Transcriptional profiling reveals no response of fungal pathogens to the durable, quantitative Lr34 disease resistance gene of wheat
Sucher J, Menardo F, Praz C, Boni R, Krattinger SG and Keller B (2018) Transcriptional profiling reveals no response of fungal pathogens to the durable, quantitative Lr34 disease resistance gene of wheat. Plant Pathology 67, 792-798.
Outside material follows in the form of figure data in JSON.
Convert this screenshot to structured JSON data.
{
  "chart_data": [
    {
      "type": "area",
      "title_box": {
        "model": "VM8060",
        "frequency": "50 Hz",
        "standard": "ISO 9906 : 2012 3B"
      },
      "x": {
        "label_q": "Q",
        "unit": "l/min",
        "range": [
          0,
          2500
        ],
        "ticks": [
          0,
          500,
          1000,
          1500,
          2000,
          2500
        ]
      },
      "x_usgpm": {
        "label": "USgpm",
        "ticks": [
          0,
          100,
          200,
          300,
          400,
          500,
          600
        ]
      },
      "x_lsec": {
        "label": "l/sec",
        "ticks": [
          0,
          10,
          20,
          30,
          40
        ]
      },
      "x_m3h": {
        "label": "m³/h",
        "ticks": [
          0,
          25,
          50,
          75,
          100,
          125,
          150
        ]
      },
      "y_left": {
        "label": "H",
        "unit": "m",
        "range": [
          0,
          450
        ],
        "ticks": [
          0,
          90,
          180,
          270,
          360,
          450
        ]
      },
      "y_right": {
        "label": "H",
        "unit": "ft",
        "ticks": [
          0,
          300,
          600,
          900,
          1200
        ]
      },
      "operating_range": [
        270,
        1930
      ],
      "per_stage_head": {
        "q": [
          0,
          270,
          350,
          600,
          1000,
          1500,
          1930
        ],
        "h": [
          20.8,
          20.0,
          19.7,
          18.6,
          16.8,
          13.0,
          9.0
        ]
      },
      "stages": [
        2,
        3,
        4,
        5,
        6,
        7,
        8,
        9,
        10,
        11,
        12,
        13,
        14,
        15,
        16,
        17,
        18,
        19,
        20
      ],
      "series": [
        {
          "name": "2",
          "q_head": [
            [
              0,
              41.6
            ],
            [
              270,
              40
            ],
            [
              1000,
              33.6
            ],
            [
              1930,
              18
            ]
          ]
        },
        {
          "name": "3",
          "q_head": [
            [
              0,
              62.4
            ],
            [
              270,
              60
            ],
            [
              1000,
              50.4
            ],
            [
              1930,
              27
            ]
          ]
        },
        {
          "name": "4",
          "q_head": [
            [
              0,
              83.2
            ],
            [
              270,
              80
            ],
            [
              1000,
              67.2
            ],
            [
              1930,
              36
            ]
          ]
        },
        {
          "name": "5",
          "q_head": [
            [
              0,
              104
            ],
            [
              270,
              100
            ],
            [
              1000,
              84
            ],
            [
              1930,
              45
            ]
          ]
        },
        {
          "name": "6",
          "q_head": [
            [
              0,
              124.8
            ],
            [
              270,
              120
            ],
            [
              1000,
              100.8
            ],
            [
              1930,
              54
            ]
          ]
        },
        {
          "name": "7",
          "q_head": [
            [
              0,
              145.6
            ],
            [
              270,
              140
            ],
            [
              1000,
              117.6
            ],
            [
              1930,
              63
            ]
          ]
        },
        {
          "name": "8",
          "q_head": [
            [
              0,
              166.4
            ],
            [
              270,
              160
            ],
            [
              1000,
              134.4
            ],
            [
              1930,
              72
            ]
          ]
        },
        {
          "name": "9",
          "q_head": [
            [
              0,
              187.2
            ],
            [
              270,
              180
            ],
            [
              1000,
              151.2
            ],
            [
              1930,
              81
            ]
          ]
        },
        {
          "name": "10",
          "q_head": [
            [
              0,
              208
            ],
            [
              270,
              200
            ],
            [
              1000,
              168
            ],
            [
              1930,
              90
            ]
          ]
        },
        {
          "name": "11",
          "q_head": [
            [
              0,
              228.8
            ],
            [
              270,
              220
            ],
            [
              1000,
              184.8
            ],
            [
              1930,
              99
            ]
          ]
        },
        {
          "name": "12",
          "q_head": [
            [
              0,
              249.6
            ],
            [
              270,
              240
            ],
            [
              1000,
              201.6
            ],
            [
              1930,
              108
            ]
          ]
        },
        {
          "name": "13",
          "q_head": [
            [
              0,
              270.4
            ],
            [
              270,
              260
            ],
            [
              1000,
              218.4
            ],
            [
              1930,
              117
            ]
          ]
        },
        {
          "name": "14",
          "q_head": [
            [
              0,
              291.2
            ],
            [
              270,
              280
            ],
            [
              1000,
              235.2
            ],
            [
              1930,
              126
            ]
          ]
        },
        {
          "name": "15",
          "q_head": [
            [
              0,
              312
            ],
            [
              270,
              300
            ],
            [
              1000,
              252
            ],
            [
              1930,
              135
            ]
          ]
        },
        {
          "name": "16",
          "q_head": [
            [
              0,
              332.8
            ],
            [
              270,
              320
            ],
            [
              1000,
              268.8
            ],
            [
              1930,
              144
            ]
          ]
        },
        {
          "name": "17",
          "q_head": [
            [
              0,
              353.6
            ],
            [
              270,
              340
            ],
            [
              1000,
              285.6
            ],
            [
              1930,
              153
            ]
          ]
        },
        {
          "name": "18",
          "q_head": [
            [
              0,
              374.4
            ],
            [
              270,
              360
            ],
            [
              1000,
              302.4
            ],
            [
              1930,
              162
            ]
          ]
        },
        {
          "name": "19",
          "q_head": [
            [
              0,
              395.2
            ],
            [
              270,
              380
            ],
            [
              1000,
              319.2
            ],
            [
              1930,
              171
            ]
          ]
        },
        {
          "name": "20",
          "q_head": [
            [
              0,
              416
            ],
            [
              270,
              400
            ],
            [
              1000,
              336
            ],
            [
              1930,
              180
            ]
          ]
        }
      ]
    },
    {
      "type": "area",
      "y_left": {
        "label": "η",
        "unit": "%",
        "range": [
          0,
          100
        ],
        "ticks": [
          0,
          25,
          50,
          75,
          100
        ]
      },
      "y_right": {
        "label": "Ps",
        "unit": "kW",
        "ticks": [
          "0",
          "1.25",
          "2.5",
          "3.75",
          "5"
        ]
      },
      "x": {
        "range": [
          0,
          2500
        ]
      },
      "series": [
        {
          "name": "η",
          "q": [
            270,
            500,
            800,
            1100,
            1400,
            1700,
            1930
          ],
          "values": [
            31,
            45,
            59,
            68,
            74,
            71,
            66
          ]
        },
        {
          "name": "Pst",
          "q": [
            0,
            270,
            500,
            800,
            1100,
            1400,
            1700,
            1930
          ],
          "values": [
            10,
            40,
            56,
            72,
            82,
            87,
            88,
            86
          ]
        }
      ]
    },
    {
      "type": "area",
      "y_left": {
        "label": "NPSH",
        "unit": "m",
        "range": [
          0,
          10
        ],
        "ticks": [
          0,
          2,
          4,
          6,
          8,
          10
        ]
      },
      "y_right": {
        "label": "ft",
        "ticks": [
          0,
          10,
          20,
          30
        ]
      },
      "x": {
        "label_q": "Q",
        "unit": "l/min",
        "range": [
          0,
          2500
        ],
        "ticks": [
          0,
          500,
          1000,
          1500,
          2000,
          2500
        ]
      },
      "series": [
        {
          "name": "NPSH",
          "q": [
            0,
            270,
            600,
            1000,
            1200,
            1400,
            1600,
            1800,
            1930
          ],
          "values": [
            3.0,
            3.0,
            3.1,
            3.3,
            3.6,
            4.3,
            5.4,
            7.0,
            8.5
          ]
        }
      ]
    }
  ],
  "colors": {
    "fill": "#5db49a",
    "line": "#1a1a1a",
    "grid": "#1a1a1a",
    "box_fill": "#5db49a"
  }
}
Durable resistance against fungal pathogens is highly valuable for
disease management in agriculture. For its sustainable use, and to avoid
pathogen adaptation, it is important to understand the underlying
molecular mechanisms. Many studies on durable disease resistance in
plants have focused exclusively on the host plant, whereas possible
reactions and adaptations of pathogens exposed to this type of
resistance have not been well researched. The wheat Lr34 gene,
encoding a putative ABC‐transporter, provides broad‐spectrum and durable
resistance against multiple fungal pathogens in wheat and is functional
as a transgene in all major cereals. Lr34‐based resistance is partial, meaning pathogens can grow and reproduce to some degree on Lr34‐containing plants. Therefore, Lr34‐expressing
plants are ideal for studying the response of pathogens to partial
resistance. Here, transcriptomic responses of the two fungal pathogens Blumeria graminis f. sp. hordei (barley powdery mildew) and Puccinia triticina (wheat leaf rust) during growth on their respective host plants containing Lr34 were compared to their responses on control plants without Lr34.
Two different time points after inoculation were chosen for analysis of
powdery mildew on barley and one time point for wheat leaf rust.
Transcriptome analyses revealed that there were no differences in the
expression patterns of the two pathogens growing on susceptible versus
partially resistant plants, even though pathogen growth was reduced in
the presence of Lr34. This reflects the absence of observable reaction in the pathogen to the presence of the Lr34 resistance gene and, consequently, no major alteration of fungal pathogen metabolism.